Tradition is not the worship of ashes, but the preservation of fire.—Gustav Mahler

Wednesday, October 19, 2016

Counterfactual Wiki: The Jungle

The Jungle                                                                          

Not From Wikipedia, the free encyclopedia 

     For other uses, see Jungle (disambiguation).

The Jungle is a novel written by the American journalist and novelist Upton Sinclair.[1] Sinclair wrote the novel to portray the harsh conditions and exploited lives of working- and middle-class Americans in the United States.[2] The book also was a window into the American sausage-making industry, exposing rampant violations and unsavory practices and leading a large and vocal contingent to call for reforms.[3]

However, most readers regarded the book as essentially divisive and ideological. A Meat Inspection Act was proposed, but a Congress insulated by strong political parties ultimately voted it down after industry advocates condemned it. Politicians rebuffed questions about the putrid conditions in the sausage factories as short sighted and issue-centric, rather than pragmatic and coalition-building legislation more typical of Congress's work. As one Congress member put it: “In the regular party, conferences on issues are regarded as women’s work.”[4]

Even as support continued to grow for meaningful reform to curb the abuses in the sausage factories, politicians and intellectuals refused to reconsider the Act. Defending national leadership against widespread claims of back-scratching and logrolling, many academics explained them as signs of a healthy political system, not a corrupt one: “To demand high standards of democratic deliberation . . . is to potentially slow, dampen, or even deny the ability of energetic leadership to play its mobilizing function and enact effective policies in a timely way."[5]

The Jungle also depicts struggling working class conditions, failing social supports, deteriorating living conditions, and a hopelessness and isolation among many Americans. These elements are contrasted with the deeply rooted corruption of people in power. Critics, however, denounced Sinclair's themes as "a tail-chasing, tree-munching, all-consuming, ever expanding, and by now entirely counterproductive war on corruption.
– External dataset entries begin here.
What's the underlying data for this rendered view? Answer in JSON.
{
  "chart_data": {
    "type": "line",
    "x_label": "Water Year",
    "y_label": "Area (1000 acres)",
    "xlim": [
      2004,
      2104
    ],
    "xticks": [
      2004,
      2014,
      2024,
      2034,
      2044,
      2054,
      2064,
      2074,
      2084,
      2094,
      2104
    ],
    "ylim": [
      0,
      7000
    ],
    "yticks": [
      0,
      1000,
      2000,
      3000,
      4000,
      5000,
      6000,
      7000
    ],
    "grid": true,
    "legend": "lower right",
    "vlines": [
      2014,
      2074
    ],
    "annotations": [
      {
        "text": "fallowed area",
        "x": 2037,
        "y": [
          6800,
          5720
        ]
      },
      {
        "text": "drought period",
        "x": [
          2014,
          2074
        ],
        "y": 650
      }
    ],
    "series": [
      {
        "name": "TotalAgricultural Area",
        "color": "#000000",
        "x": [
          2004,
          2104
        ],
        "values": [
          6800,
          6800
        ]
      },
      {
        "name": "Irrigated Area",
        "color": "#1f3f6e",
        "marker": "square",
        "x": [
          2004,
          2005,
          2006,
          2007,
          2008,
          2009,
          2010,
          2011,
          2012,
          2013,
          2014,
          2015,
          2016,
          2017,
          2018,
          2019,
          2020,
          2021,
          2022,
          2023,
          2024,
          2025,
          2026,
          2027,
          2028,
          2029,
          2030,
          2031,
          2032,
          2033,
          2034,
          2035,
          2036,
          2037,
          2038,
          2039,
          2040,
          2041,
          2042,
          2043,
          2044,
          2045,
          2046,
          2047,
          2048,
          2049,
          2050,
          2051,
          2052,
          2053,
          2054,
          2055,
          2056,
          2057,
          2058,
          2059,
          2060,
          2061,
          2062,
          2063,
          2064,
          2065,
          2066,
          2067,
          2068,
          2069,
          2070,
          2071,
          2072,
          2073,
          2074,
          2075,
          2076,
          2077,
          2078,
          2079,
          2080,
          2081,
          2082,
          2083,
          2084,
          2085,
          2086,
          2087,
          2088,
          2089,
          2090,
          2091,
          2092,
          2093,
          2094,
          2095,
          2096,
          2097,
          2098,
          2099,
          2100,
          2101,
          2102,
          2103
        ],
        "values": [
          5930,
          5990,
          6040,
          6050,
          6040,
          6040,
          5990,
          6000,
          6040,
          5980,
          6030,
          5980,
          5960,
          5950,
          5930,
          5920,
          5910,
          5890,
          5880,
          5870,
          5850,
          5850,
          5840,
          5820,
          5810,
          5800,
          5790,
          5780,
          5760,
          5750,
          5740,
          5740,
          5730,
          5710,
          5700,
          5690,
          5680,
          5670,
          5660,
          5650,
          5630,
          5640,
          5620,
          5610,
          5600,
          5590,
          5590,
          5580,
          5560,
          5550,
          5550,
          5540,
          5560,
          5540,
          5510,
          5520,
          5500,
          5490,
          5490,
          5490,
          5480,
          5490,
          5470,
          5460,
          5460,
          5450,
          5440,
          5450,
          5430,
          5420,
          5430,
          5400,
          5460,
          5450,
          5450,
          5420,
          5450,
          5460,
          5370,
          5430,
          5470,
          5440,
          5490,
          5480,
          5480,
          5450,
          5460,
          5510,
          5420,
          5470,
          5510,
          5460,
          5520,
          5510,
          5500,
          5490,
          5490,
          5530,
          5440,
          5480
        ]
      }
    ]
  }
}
Perhaps the hardest of all default assumptions to reset is the idea that most of America’s political and governmental ills are the result of some version of corruption and that the remedy involves some version of amateurism."[6]


Reaction to Sinclair's Morals and Character                    

Though initially boasting strong sales, The Jungle went out of circulation after its second printing. A suspected anti-Semite and Socialist, and a sexual-abstinence advocate who nonetheless left his first wife following an adulterous affair, Sinclair's character was simply too fraught and outside the mainstream for a widespread paperback readership. 

Sinclair's initial support among writers and artists, with his interest in occult phenomena and experimentation with telepathy, also waned. Science-fiction author Robert A. Heinlein deeply supported Sinclair's ideas, although he attempted to distance himself later in his life.[7] 

In his novel, Mammonart, he suggested that Christianity was a religion that favored the rich and promoted a drop of standards. He was against it.[9]

References                                                                       

1. The Jungle: Upton Sinclair's Roar Is Even Louder to Animal Advocates Today, Humane Society of the United States, March 10, 2006, archived from the original on January 6, 2010, retrieved June 10, 2010. 

2. "Upton Sinclair", Press in America, PB works.

3. Fox Election HQ, "Krauthammer: WikiLeaks Dump 'The Camera in the Sausage Factory'". 

4. Daniel Patrick Moynihan, "'Bosses' and 'Reformers': A Profile of the New York Democrats," Commentary, June 1, 1961. 

5. Thad Williamson, The Tangled Relationship of Democracy, Leadership, and Justice in Urban America: A View from Richmond (2014). 

6. Jonathan Rauch, Political Realism: How Hacks, Machines, Big Money, and Back-Room Deals Can Strengthen American Democracy (2015).